Le jour où j’ai cessé d’attendre: de la survie à l’évolution.

Le jour où j’ai cessé d’attendre: de la survie à l’évolution.

514
0
PARTAGER

On a tous entendu parler de « vivre le moment présent ». Il existe même des techniques avérées efficaces pour « rester dans le présent ». Je pense, entre autres, à ce merveilleux outil mis au point par un médecin américain et qui se nomme « méditation pleine conscience ». C’est efficace, certes. Ça diminue l’anxiété d’une façon importante. Lorsque c’est enseigné par des gens compétents.
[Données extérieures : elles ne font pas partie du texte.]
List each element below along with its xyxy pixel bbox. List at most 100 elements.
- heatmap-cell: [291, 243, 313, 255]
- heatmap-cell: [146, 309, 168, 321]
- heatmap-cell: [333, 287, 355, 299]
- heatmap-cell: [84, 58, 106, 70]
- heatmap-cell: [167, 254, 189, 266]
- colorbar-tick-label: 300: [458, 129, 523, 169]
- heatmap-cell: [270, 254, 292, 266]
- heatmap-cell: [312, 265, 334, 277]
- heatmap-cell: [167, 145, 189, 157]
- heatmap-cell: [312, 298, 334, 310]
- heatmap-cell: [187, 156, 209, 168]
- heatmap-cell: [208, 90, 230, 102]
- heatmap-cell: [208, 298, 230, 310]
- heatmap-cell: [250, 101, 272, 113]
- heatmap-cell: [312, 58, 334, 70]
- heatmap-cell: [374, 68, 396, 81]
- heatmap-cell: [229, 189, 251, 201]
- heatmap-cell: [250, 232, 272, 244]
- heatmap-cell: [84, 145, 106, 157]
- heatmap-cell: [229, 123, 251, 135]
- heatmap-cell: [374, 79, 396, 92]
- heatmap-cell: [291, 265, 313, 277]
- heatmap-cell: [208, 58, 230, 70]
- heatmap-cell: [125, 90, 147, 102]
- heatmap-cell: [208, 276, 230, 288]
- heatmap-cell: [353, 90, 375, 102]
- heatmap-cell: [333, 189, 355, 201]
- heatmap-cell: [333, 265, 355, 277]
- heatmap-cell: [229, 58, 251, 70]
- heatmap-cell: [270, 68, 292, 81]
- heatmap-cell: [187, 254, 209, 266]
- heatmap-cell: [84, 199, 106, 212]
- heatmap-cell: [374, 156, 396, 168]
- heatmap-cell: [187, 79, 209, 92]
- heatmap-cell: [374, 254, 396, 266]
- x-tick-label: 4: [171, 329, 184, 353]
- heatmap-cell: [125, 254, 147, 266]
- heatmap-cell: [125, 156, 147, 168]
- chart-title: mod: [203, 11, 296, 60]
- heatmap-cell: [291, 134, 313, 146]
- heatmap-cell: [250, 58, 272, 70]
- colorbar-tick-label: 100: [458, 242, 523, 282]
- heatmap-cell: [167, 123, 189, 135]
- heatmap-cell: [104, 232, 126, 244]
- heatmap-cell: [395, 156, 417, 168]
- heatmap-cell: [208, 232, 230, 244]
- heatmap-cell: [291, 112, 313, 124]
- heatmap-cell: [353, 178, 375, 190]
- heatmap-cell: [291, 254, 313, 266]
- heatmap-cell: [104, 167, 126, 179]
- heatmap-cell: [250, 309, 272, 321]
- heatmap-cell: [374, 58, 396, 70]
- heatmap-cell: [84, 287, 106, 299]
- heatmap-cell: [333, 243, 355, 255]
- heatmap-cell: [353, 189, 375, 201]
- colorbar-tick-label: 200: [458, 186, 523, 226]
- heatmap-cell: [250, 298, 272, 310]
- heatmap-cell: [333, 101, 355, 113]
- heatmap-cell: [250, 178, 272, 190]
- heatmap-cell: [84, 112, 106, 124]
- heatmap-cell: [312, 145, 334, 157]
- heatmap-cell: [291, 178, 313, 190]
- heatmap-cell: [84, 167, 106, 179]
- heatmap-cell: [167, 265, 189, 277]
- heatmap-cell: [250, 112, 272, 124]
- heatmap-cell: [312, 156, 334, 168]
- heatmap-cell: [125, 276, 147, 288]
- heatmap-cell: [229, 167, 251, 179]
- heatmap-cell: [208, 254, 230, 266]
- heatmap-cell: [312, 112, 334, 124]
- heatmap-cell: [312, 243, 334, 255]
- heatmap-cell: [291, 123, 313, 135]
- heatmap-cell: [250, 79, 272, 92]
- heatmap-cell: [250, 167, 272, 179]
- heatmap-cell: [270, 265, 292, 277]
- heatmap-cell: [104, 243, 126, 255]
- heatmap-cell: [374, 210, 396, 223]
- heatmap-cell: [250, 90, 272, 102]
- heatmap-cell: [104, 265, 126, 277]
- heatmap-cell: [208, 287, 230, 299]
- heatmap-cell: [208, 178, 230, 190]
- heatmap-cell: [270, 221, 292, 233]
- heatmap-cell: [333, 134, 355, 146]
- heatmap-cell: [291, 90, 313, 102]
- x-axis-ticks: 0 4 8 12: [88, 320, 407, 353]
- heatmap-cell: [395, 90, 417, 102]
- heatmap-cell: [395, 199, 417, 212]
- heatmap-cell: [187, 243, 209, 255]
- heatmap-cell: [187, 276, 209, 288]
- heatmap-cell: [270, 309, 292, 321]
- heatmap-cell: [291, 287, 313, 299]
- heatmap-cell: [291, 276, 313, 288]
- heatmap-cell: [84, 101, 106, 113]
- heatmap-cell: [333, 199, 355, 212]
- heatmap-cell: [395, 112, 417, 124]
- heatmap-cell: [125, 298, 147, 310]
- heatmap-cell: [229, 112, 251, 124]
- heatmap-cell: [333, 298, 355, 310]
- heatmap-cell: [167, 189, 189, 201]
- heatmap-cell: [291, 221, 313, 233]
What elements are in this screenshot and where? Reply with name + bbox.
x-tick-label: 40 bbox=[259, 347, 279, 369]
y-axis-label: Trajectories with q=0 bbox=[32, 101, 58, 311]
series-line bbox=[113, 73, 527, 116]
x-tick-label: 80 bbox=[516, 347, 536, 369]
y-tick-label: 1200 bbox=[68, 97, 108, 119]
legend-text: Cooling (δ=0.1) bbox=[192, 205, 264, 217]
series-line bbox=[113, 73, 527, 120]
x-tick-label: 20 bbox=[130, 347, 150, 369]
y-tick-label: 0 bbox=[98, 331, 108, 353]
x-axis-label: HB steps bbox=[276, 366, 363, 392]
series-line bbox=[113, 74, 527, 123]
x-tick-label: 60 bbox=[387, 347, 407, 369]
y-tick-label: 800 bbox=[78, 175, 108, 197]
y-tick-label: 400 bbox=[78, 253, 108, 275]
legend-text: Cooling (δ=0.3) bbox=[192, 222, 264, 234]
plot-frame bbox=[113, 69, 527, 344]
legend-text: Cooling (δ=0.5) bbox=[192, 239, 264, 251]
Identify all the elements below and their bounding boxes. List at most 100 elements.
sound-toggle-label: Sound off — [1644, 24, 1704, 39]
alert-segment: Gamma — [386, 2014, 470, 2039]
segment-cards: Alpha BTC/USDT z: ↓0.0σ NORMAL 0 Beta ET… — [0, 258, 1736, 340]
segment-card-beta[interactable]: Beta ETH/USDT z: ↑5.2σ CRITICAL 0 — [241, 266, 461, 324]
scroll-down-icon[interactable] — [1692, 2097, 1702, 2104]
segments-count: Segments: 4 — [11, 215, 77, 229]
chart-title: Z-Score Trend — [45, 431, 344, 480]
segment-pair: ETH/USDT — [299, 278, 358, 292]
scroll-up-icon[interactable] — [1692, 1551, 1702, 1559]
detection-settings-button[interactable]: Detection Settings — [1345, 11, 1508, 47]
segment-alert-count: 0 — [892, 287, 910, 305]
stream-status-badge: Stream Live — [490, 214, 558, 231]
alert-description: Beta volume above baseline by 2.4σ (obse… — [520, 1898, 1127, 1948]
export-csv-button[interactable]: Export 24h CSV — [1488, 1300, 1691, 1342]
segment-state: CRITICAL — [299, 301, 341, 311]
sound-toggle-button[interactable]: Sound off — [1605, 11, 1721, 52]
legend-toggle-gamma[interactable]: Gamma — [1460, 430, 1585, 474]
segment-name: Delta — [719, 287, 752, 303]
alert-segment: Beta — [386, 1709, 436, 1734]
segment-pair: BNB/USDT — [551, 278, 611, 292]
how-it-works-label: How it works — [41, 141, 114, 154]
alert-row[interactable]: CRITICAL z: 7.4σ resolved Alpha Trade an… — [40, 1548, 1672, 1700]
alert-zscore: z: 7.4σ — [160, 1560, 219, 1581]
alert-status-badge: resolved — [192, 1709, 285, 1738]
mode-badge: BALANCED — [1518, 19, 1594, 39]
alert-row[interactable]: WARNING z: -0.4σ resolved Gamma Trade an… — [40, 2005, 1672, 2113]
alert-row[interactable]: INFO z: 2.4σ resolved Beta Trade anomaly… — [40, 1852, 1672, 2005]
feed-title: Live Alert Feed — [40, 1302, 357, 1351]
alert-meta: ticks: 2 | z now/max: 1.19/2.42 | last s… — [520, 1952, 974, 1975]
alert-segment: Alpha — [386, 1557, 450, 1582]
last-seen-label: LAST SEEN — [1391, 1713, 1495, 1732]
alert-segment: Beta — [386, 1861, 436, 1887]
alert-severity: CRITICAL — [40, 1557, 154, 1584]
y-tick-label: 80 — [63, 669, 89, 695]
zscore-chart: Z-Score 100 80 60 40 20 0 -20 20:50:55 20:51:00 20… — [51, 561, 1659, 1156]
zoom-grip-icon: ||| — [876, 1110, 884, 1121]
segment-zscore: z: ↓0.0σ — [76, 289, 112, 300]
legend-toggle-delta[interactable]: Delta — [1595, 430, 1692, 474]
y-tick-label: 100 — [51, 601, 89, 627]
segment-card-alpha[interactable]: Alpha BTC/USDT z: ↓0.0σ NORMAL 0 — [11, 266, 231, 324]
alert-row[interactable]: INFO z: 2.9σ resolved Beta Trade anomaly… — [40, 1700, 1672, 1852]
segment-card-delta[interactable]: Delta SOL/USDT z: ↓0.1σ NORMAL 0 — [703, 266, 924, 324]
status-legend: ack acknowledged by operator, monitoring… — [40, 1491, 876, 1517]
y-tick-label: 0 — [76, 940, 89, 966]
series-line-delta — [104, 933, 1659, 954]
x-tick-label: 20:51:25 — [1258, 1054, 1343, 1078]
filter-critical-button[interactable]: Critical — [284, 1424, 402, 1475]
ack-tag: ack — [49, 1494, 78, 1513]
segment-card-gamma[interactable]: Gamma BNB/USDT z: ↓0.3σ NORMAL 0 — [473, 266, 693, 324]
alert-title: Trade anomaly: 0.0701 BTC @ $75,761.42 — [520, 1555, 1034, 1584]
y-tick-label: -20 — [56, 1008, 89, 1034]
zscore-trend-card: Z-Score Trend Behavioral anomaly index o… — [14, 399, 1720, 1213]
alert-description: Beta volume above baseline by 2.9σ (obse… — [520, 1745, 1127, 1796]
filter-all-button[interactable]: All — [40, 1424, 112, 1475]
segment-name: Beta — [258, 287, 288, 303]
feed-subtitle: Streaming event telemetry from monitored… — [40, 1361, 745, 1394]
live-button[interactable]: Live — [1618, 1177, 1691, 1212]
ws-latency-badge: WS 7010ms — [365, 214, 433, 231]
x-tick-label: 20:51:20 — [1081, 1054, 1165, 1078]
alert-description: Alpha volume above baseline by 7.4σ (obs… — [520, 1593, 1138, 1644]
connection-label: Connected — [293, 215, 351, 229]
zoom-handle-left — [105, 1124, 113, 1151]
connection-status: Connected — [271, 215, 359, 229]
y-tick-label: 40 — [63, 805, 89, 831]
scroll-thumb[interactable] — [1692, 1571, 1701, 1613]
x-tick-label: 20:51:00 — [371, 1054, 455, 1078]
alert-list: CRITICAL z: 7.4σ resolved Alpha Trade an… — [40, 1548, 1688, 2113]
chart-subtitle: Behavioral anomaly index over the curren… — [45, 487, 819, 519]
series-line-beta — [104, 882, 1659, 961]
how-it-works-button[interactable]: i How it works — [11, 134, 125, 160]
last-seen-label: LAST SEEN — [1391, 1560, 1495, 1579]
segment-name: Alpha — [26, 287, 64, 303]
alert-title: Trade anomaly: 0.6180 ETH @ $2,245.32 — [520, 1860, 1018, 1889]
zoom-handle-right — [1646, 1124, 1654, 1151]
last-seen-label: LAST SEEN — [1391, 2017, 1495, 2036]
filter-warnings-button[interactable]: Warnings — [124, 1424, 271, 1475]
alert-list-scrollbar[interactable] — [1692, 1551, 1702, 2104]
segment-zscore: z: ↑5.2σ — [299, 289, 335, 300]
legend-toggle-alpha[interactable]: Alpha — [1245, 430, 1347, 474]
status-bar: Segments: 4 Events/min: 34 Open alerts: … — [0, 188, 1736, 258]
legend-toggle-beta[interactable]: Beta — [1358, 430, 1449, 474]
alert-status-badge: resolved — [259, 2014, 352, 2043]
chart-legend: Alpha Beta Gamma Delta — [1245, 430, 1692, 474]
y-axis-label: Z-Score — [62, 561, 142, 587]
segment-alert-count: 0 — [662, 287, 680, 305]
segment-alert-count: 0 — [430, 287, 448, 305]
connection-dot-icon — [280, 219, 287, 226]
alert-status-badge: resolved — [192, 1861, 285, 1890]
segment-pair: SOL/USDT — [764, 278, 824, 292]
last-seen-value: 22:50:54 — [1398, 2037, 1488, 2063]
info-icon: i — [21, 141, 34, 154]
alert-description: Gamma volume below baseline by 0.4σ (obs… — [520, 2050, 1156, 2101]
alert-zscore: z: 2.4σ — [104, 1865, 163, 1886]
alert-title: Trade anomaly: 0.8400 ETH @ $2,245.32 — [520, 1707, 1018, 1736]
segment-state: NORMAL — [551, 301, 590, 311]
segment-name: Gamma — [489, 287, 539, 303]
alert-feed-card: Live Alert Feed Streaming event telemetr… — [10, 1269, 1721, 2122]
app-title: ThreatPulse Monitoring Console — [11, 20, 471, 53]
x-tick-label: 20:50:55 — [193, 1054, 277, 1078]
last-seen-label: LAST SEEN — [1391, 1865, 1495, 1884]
Pourtant, si on cesse de « pratiquer » la technique, l’anxiété revient aussitôt. Et si ça vous arrive, on vous dira simplement que vous avez quitté ce présent merveilleux pour vivre dans le passé ou anticiper l’avenir.

Seulement voilà!

On a oublié quelque chose de fondamental.

Ce que l’on vit dans le présent dépend étroitement de ce que l’on a vécu dans le passé. Et si ce passé n’est pas bien réglé, il conditionne complètement la nature des émotions que l’on vit dans le présent par des pensées récurrentes négatives.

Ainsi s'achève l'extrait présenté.